Make a shortcrust pastry as described in asparagus quiche. Don’t roll it yet – wrap the dough in film and put it in the freezer for a few minutes. While it is resting, arrange the cooled peach slices neatly in a 15cm diameter oven proof dish. Shake over a little ground spice.
Then get the pastry out of the freezer and, on a floured board, roll it into a rectangle. This is the fiddly bit: you are aiming for pretty thin but strong enough to plait. Slice long ribbons about 2cm wide and lift them carefully off the board. If it all goes wrong, just roll it up and start again, or try rolling out half at a time.

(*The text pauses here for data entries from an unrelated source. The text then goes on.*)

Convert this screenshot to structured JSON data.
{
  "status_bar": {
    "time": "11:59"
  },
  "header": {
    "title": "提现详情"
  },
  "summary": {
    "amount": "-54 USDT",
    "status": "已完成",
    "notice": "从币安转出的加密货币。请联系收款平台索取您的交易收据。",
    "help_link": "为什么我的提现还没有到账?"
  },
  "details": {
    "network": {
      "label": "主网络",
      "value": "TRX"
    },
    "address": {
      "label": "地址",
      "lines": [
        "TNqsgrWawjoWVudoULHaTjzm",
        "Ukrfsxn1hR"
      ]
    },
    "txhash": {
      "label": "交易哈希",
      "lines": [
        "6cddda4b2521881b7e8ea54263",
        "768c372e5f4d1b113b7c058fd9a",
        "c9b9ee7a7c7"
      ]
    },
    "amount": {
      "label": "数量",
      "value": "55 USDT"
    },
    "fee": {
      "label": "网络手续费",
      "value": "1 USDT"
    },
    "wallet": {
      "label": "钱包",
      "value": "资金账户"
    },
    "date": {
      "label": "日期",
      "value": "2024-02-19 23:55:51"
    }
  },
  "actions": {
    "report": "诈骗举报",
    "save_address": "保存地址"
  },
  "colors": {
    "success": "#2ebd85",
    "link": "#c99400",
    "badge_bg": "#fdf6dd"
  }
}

Once you have the ribbons, interlace them across the top of the fruit. When this is complete, squeeze the edges down over the sides of the dish and cut them as evenly as you can. Then brush the lattice with melted butter and sprinkle with a little sugar. Bake for 30 minutes at 200°C. Halfway through, throw on the flaked or chopped almonds.
The Texans say to serve with ice-cream but this would have been unlikely in 1945 so I suggest a spoonful of single cream. Other changes could be to make a proper frangipane filling, or use apples instead. Either way, it could still be a peace cobbler.
So, time to kick back after a lot of cooking. Take up your warm bowl of cobbler, be thankful, put on Fats or The Duke or The Count or possibly for my generation, Mountain Jam, ABB c1971.